しかし、函館日吉コミュニティエリアの工事に不備が見つかった他、設立時の理事長が2018年5月に辞任し、善智寿会も2019年8月16日に函館地方裁判所から破産手続開始決定を受け、同年9月には函館みらい会が民事再生法適用の申請を行うなどグループの対外信用が低下[1][2][3]。
ハーモニー自体も、不透明な会計処理が続きガバナンスが正常に稼働していないと判断されたため、みちのく銀行など取引金融機関は2019年11月29日に、函館地方裁判所へ第三者破産を申し立て、同日付で保全管理命令を受けた[1][4]。

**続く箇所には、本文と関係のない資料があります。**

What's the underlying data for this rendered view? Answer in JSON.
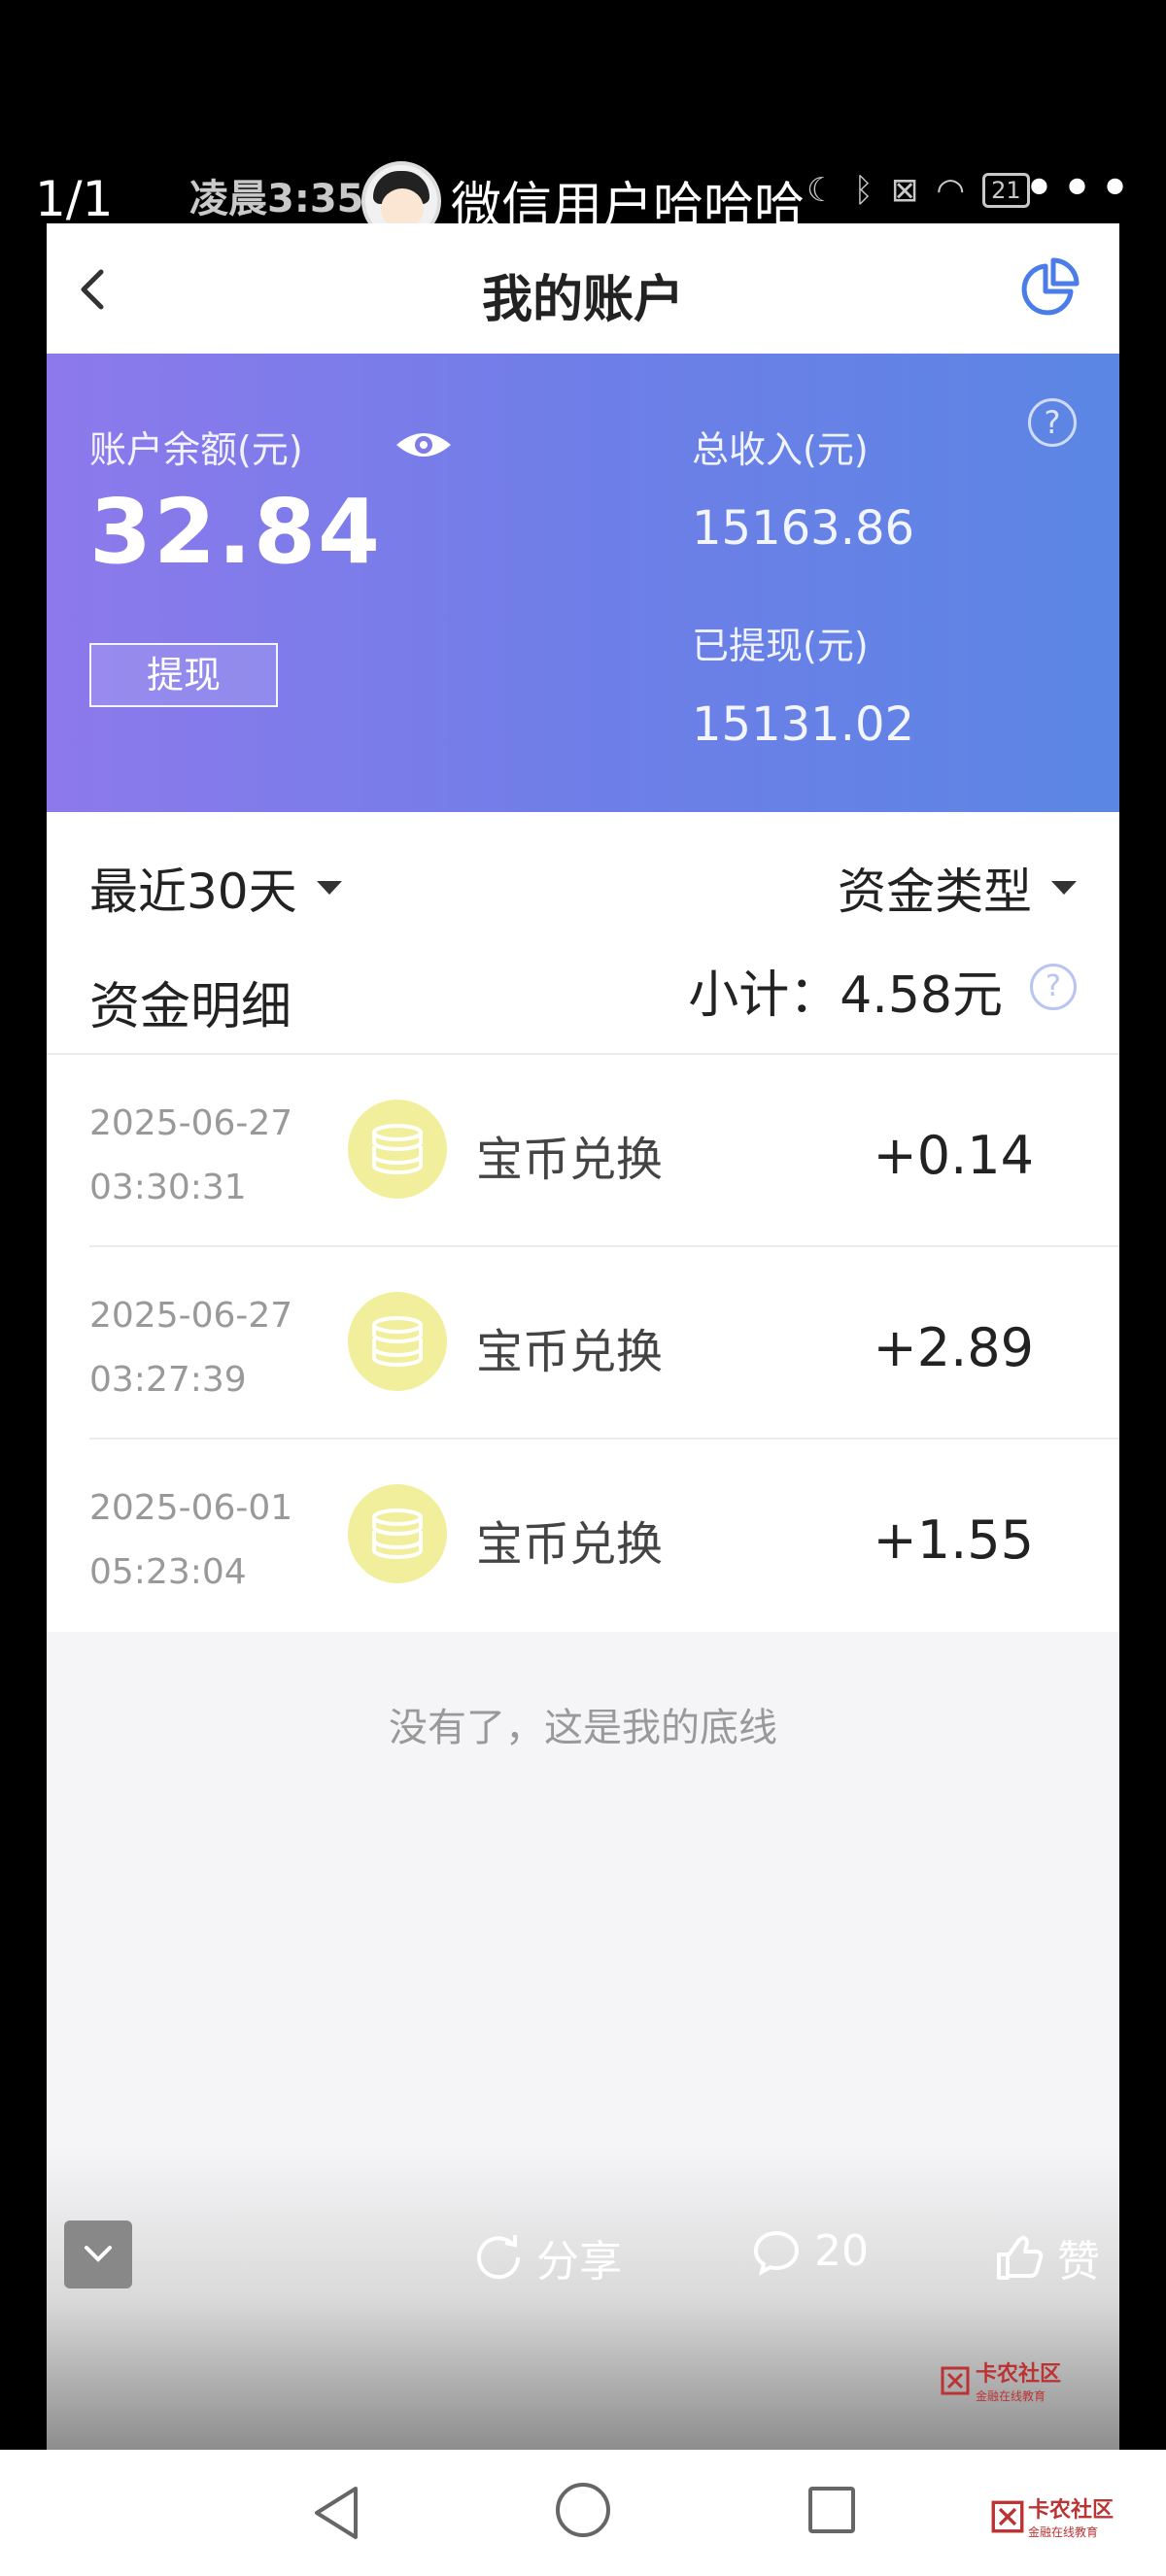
{
  "viewer": {
    "page_count": "1/1",
    "status_time": "凌晨3:35",
    "battery": "21",
    "user_name": "微信用户哈哈哈",
    "more": "•••"
  },
  "header": {
    "title": "我的账户"
  },
  "account": {
    "balance_label": "账户余额(元)",
    "balance": "32.84",
    "withdraw_button": "提现",
    "income_label": "总收入(元)",
    "income": "15163.86",
    "withdrawn_label": "已提现(元)",
    "withdrawn": "15131.02",
    "help": "?"
  },
  "filters": {
    "period": "最近30天",
    "fund_type": "资金类型"
  },
  "details": {
    "title": "资金明细",
    "subtotal": "小计：4.58元",
    "help": "?",
    "rows": [
      {
        "date": "2025-06-27",
        "time": "03:30:31",
        "name": "宝币兑换",
        "amount": "+0.14"
      },
      {
        "date": "2025-06-27",
        "time": "03:27:39",
        "name": "宝币兑换",
        "amount": "+2.89"
      },
      {
        "date": "2025-06-01",
        "time": "05:23:04",
        "name": "宝币兑换",
        "amount": "+1.55"
      }
    ],
    "end_text": "没有了，这是我的底线"
  },
  "actions": {
    "share": "分享",
    "comments": "20",
    "like": "赞"
  },
  "watermark": {
    "text": "卡农社区",
    "sub": "金融在线教育"
  }
}
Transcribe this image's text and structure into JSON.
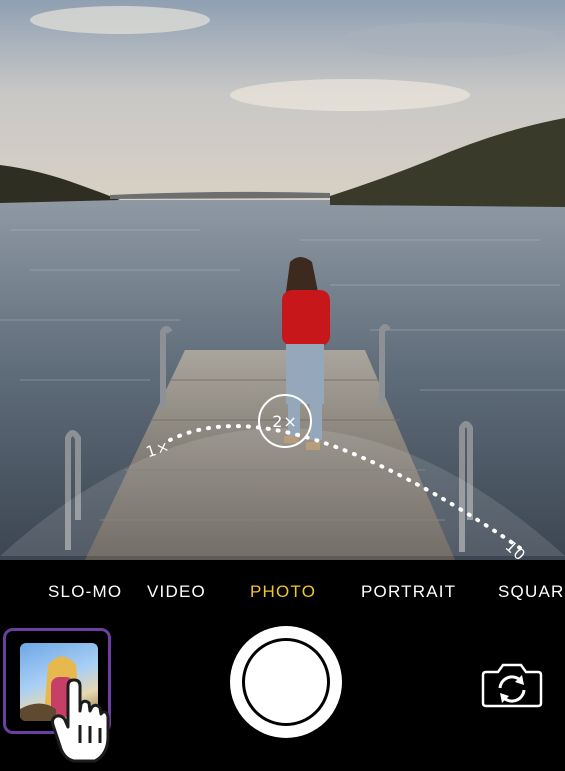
{
  "camera": {
    "modes": [
      "SLO-MO",
      "VIDEO",
      "PHOTO",
      "PORTRAIT",
      "SQUARE"
    ],
    "active_mode": "PHOTO",
    "zoom": {
      "min_label": "1×",
      "current_label": "2×",
      "max_label_partial": "10"
    },
    "accent_color": "#f4c430"
  },
  "controls": {
    "thumbnail_icon": "last-photo-thumbnail",
    "shutter_icon": "shutter-button",
    "flip_icon": "camera-flip-icon",
    "cursor_icon": "hand-pointer-cursor"
  }
}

ハーモニーは、事業継続が担保されず、入居者の環境に影響が出かねないとして、みちのく銀行などによる第三者破産申立に対抗する形で2020年1月14日に函館地方裁判所へ民事再生法の適用を申請[2][5]。同年1月22日に函館市内で行われた債権者集会において、前経営者夫妻に多額の使途不明金が発生していたことが発覚していたことが明らかとなった他、支援スポンサーに2社が名乗りを上げていたことを明らかにした[2]。
函館地方裁判所は破産手続か民事再生法か、いずれかの手続の判断を行うことになったが[2]、最終的に函館地方裁判所は2020年3月27日に破産手続開始決定を下した[1][4]。法的処理は、みちのく銀行など取引金融機関による第三者破産申立が認められた格好となった。